B of A Customer Sues Over ATM Surcharge

Consumer anger over automated teller machine fees has flared again in a lawsuit filed against Bank of America Corp. by a Seattle resident who said he was improperly surcharged at a machine the bank owns in a grocery store.

The lawsuit, filed Sept. 21 in U.S. District Court in Seattle, alleges that the bank violated the Electronic Funds Transfer Act when it surcharged Bank of America customers at unbranded ATMs the bank owns and operates at off-premises sites.

Jeremy Knapp, a Bank of America customer, initiated the lawsuit, and he and his lawyer are seeking class-action status. Mr. Knapp said he was repeatedly surcharged for withdrawals at an ATM in his neighborhood grocery store. When he noticed the Bank of America logo on his receipt, he said, he contacted a customer service representative who verified that the company owns the machine.

The company refunded that month’s surcharges but subsequently charged Mr. Knapp again for using the machine.

Mr. Knapp is represented by Adam Berger of Schroeter, Goldmark & Bender in Seattle, one of the largest personal injury law firms in the Northwest.

“As we read it,” Mr. Berger said, the Electronic Funds Transfer Act “basically requires the bank to tell its customers up-front when and how much it will charge for fees, so the violation really goes back to the terms of the customer agreement.”

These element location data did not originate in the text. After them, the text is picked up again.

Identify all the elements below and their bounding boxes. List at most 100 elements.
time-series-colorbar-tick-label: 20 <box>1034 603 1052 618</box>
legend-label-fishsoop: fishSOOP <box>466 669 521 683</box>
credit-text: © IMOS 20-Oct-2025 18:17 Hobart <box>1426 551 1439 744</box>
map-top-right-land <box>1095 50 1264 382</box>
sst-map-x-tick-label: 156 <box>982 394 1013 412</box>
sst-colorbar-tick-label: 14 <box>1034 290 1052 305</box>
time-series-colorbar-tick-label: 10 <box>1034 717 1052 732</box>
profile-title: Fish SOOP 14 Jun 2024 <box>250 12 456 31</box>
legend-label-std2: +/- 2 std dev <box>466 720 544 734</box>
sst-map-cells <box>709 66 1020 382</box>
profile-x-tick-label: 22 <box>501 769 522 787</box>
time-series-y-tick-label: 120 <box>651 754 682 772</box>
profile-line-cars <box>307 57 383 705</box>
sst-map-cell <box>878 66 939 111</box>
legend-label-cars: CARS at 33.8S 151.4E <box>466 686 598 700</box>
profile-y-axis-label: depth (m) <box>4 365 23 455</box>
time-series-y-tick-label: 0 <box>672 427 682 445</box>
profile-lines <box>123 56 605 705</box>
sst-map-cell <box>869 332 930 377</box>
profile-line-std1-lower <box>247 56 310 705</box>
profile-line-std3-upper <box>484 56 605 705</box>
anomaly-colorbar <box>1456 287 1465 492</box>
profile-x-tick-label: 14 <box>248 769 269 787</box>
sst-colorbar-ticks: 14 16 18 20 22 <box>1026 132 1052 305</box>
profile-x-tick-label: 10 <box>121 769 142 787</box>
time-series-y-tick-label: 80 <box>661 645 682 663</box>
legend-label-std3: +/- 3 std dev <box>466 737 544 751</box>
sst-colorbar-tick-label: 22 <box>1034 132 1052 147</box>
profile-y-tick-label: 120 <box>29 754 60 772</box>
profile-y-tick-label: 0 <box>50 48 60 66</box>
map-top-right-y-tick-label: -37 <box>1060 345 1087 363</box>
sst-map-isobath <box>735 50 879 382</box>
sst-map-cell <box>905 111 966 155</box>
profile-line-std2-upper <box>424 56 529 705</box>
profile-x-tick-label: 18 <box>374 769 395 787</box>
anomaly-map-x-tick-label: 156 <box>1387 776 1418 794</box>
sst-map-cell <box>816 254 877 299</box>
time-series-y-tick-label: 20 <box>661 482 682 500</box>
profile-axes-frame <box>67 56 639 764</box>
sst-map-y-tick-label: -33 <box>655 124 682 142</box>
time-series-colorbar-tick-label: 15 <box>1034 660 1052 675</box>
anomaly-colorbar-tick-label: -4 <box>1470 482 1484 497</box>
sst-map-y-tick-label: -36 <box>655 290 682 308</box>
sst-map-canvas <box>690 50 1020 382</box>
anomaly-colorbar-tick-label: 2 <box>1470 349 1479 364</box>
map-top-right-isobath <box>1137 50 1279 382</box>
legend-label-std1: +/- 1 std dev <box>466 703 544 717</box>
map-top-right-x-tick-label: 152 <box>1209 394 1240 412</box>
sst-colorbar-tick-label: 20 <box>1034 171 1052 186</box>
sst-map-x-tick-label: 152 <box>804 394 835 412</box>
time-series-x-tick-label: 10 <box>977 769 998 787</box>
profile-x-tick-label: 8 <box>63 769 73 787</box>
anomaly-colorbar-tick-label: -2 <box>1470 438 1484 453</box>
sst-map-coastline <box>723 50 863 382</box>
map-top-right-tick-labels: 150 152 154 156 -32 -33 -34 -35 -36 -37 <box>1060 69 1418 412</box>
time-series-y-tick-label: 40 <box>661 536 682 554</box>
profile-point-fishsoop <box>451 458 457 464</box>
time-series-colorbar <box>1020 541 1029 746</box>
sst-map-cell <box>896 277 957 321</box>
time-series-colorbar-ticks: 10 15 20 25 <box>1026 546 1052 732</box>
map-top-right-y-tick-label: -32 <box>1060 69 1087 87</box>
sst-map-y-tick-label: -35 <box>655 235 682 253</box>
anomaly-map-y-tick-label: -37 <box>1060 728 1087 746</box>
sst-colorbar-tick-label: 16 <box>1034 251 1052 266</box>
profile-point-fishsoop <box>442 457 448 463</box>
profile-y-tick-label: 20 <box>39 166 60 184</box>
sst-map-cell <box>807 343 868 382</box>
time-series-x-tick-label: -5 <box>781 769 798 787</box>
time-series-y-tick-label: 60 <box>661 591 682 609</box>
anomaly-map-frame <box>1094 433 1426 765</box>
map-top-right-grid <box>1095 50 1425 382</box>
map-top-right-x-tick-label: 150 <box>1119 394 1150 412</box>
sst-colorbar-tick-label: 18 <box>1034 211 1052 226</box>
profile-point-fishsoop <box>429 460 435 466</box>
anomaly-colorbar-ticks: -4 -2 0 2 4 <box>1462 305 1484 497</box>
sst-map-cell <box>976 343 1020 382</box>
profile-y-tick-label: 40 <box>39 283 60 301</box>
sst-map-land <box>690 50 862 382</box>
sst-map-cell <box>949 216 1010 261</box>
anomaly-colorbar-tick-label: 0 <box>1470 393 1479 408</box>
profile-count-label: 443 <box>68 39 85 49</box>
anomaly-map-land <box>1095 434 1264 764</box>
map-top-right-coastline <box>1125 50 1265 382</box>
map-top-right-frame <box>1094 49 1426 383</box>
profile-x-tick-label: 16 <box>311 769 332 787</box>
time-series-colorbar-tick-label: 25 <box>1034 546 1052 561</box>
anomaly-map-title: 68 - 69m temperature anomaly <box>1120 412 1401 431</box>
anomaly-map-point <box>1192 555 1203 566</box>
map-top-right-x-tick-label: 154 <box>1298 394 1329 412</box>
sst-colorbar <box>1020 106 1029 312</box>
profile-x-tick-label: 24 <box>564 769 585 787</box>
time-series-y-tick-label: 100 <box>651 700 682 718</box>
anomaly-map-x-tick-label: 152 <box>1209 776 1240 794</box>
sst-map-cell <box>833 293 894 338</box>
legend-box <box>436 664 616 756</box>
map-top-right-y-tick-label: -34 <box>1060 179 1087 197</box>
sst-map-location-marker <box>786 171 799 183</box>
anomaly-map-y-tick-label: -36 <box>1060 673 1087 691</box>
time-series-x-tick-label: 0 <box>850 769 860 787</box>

Mr. Berger said he is unsure whether the company’s current customer agreement covers this practice. He said that the several mergers involving Bank of America make it difficult to determine what customer agreement covered the machine in question.

Mr. Knapp’s complaint also charges the company with violating the Washington Consumer Protection Act, which, according to the office of the Washington attorney general, “declares that unfair and deceptive practices in trade or commerce that harm the public interest are illegal.”

Bank of America declined to comment. “That’s our policy when there’s pending litigation,” said Holly Siegel, a spokeswoman.

If the court makes the complaint a class action, Bank of America customers in the state of Washington who have been surcharged on unbranded machines may qualify for reimbursements. Mr. Berger said the plaintiffs will also seek statutory penalties. Under the state Consumer Protection Act, if a class of plaintiffs wins such a case, the court may award triple damages up to $10,000 per plaintiff, in addition to attorney’s fees. Violation of the Electronic Funds Transfer Act may incur a damage award of up to $500,000.

Mr. Berger said one goal of the lawsuit is to get the company to stop surcharging its customers at ATMs that it owns. Though the company could justify the surcharge if it were covered under a customer agreement, Mr. Berger said, exposing the practice “might be a little difficult in a public relations sense.”

Alanna Kellogg, president of an electronic bank consulting firm, Kellogg Group in St. Louis, said it is difficult to gauge how widespread this practice is in the banking industry since, for obvious reasons, banks do not publicize the matter.

“With unbranded ATMs, it’s difficult to know who owns them, especially with the explosion of ATMs owned by nonbanks and retailers,” she said.

Ms. Kellogg said the lawsuit against Bank of America may have originated with a servicing mistake in which the wrong receipt paper was installed in the machine, giving away its ownership.

A bank client of hers struggled with this issue, Ms. Kellogg said, when it put ATMs in casinos and did not want its name associated with gambling. The bank in question was “very, very careful” about altering its customer agreement to reflect the practice, and though “we weren’t going to advertise it, we absolutely presumed that our customers could know,” she said.

Though various states and municipalities have tried to take the ATM surcharge issue into their own hands by enacting bans, these efforts have largely failed as courts and regulatory agencies upheld the legality of banks’ surcharging noncustomers. The Seattle lawsuit may be one of the first attempts by a consumer to fight the surcharge issue — or at least one aspect of it — through the legal system.

“I think what this shows is that people really hate ATM surcharges,” Mr. Berger said.